I'm not certain it is even possible to enumerate all orthogonal hash functions. However, you only asked for some examples, so I will endeavour to provide some as well as some intuition as to what properties seem to lead to orthogonal hash functions.
From a related question, these two functions are orthogonal to each other:
Domain: Reals --> Codomain: Reals
f(x) = x + 1
g(x) = x + 2
This is a pretty obvious case. It is easier to determine orthogonality if the hash functions are (both) perfect hash functions such as these are. Please note that the term "perfect" is meant in the mathematical sense, not in the sense that these should ever be used as hash functions.
It is a more or less trivial case for perfect hash functions to satisfy orthogonality requirements. Whenever the functions are injective they are perfect hash functions and are thus orthogonal. Similar examples:
Domain: Integers --> Codomain: Integers
f(x) = 2x
g(x) = 3x
In the previous case, this is an injective function but not bijective as there is exactly one element in the codomain mapped to by each element in the domain, but there are many elements in the codomain that are not mapped to at all. These are still adequate for both perfect hashing and orthogonality. (Note that if the Domain/Codomain were Reals, this would be a bijection.)
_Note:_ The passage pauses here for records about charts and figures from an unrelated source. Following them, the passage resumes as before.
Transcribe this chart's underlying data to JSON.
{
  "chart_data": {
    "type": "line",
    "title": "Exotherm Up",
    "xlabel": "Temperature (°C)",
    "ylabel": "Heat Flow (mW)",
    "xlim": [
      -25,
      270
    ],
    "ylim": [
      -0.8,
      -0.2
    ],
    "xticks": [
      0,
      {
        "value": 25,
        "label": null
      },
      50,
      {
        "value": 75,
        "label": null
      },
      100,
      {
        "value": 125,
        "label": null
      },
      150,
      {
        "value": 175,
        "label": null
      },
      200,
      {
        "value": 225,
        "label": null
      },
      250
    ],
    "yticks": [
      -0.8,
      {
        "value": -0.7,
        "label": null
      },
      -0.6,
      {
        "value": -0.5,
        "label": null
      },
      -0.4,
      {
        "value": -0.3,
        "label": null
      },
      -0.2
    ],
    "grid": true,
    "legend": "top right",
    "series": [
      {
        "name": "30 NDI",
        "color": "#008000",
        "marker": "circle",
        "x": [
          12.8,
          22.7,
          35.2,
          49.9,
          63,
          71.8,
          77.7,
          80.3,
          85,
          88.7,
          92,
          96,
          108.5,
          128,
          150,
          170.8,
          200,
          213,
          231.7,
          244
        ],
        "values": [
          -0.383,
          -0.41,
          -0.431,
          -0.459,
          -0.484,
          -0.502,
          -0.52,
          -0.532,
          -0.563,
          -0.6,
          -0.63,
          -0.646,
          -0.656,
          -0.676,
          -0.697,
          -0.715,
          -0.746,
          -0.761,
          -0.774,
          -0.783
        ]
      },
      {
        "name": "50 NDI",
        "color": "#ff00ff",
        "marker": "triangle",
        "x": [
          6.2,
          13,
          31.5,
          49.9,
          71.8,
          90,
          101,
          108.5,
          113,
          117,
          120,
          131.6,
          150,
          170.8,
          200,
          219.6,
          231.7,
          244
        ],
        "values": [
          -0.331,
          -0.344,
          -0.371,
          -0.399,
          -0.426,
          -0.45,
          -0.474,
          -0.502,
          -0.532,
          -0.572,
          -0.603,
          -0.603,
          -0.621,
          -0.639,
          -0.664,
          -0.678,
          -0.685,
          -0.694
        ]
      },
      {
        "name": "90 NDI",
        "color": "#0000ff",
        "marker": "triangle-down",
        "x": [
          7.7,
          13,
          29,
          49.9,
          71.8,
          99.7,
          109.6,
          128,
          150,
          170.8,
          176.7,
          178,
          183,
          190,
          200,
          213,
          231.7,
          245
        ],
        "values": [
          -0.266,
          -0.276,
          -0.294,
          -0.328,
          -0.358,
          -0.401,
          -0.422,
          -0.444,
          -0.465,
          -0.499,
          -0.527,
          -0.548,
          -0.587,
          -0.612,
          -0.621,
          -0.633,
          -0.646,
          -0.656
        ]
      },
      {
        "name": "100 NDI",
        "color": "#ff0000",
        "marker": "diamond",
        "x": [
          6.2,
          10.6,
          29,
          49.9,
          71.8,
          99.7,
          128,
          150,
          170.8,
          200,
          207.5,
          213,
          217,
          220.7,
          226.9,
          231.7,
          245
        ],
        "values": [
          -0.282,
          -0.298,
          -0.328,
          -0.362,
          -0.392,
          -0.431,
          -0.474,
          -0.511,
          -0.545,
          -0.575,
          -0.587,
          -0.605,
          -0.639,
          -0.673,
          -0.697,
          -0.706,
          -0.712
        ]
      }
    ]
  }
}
Functions that are not injective are more tricky to analyze. However, it is always the case that if one function is injective and the other is not, they are not orthogonal:
Domain: Reals --> Codomain: Reals
f(x) = e^x // Injective -- every x produces a unique value
g(x) = x^2 // Not injective -- every number other than 0 can be produced by two different x's
So one trick is thus to know that one function is injective and the other is not. But what if neither is injective? I do not presently know of an algorithm for the general case that will determine this other than brute force.
Domain: Naturals --> Codomain: Naturals
j(x) = ceil(sqrt(x))
k(x) = ceil(x / 2)
Neither function is injective, in this case because of the presence of two obvious non-injective functions: ceil and abs combined with a restricted domain. (In practice most hash functions will not have a domain more permissive than integers.) Testing out values will show that j will have non-unique results when k will not and vice versa:
j(1) = ceil(sqrt(1)) = ceil(1) = 1
j(2) = ceil(sqrt(2)) = ceil(~1.41) = 2
k(1) = ceil(x / 2) = ceil(0.5) = 1
k(2) = ceil(x / 2) = ceil(1) = 1
But what about these functions?
Domain: Integers --> Codomain: Reals
m(x) = cos(x^3) % 117
n(x) = ceil(e^x)
In these cases, neither of the functions are injective (due to the modulus and the ceil) but when do they have a collision? More importantly, for what tuples of values of x do they both have a collision? These questions are hard to answer. I would suspect they are not orthogonal, but without a specific counterexample, I'm not sure I could prove that.
These are not the only hash functions you could encounter, of course. So the trick to determining orthogonality is first to see if they are both injective. If so, they are orthogonal. Second, see if exactly one is injective. If so, they are not orthogonal. Third, see if you can see the pieces of the function that are causing them to not be injective, see if you can determine its period or special cases (such as x=0) and try to come up with counter-examples. Fourth, visit math-stack-exchange and hope someone can tell you where they break orthogonality, or prove that they don't.